What We Are Watching Next
Four indicators will define the post-cycle trajectory of the TRIPP / Crossroads of Peace framework. (1) Whether the TRIPP operational implementation reaches measurable infrastructure-build milestones (route alignment finalisation, customs-architecture establishment, sovereignty-and-jurisdiction-framework documentation) in the next 12-24 months. (2) Whether the Armenia-Azerbaijan settlement track produces additional bilateral or multilateral agreement documents that operationalise the August 2025 Washington Declaration framework. (3) Whether the Crossroads of Peace framework attracts the regional partner buy-in (Turkey, Iran, Georgia, Russia) required for the multi-direction transit-hub architecture to operationally materialise. (4) Whether the Russian state escalation pattern continues into the post-cycle period, with consequences for the CIS-and-EAEU-framework dimensions of Armenia's regional positioning.
Arshakyan's May 22 CIS IPA address is, on the public record, one of the cleaner Armenian-government policy-positioning communications on the post-2025 regional-architecture question, delivered to a CIS audience in a procedurally formal parliamentary venue.

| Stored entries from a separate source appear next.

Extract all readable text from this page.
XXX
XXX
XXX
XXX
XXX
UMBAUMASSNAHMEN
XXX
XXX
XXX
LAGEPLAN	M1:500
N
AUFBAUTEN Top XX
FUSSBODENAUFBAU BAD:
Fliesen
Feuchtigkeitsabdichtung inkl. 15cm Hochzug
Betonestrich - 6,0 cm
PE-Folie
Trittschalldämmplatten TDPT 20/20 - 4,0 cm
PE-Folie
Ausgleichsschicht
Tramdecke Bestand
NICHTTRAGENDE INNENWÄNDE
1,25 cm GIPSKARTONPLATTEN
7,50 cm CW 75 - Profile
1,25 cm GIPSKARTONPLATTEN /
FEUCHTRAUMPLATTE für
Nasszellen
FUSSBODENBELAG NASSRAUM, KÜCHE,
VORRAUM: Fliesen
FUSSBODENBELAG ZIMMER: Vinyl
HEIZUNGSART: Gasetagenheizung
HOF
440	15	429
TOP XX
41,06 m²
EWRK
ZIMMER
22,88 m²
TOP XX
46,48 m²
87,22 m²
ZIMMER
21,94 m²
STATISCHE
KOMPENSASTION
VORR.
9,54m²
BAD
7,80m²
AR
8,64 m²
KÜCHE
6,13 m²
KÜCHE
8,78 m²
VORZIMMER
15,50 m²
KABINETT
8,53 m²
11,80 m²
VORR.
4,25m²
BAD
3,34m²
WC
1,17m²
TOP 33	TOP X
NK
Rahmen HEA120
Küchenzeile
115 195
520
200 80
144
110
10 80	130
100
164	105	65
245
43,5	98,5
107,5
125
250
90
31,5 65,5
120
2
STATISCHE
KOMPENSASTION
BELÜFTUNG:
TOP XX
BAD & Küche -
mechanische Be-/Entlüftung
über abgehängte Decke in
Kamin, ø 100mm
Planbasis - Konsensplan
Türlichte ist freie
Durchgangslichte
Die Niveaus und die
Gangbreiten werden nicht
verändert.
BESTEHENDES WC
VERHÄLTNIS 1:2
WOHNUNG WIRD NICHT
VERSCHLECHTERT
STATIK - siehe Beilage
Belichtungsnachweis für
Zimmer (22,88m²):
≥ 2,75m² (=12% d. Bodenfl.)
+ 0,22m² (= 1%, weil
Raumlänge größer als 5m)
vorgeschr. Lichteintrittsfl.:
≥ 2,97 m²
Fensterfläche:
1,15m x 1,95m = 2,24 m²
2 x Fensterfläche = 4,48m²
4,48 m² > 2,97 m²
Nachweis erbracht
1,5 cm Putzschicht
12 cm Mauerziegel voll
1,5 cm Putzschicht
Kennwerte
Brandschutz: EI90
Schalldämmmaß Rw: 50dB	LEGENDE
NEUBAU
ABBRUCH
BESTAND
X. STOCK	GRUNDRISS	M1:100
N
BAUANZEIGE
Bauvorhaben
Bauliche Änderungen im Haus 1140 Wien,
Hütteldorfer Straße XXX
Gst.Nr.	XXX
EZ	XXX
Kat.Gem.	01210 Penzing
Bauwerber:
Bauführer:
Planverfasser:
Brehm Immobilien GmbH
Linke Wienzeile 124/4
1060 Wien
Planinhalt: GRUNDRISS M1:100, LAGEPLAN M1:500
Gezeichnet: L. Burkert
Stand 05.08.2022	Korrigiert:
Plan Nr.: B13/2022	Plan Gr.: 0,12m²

The combination of substantive content, audience selection, and timing relative to the parallel Russian-state-escalation pattern places this address at an analytically-important position in the May -- June 2026 cycle's foreign-policy informational environment.
Sources: Hetq.am article 181565 ("At the CIS IPA Session, Hakob Arshakyan Addressed Regional Peace and Unblocking Issues," published 2026-05-22 18:20, primary source for the Arshakyan address content, the Washington Declaration references, the TRIPP project framing, and the Crossroads of Peace initiative reference). National Assembly of Armenia public communications. August 8, 2025 Washington Declaration (signed by Armenia and Azerbaijan with US Presidential participation). UN Charter and Alma-Ata Declaration (1991) reference frameworks. OWL companion investigations on the May 21-23 Russian state escalation pattern (Volodin, Shoigu RSC, Rospotrebnadzor multi-category restrictions). All factual claims sourced to the named Hetq article and the public-record Washington Declaration documentation; OWL editorial framings on the CIS-audience-framing analysis, the simultaneous-Russian-pressure context analysis, and the watch-list indicators are clearly identified as such.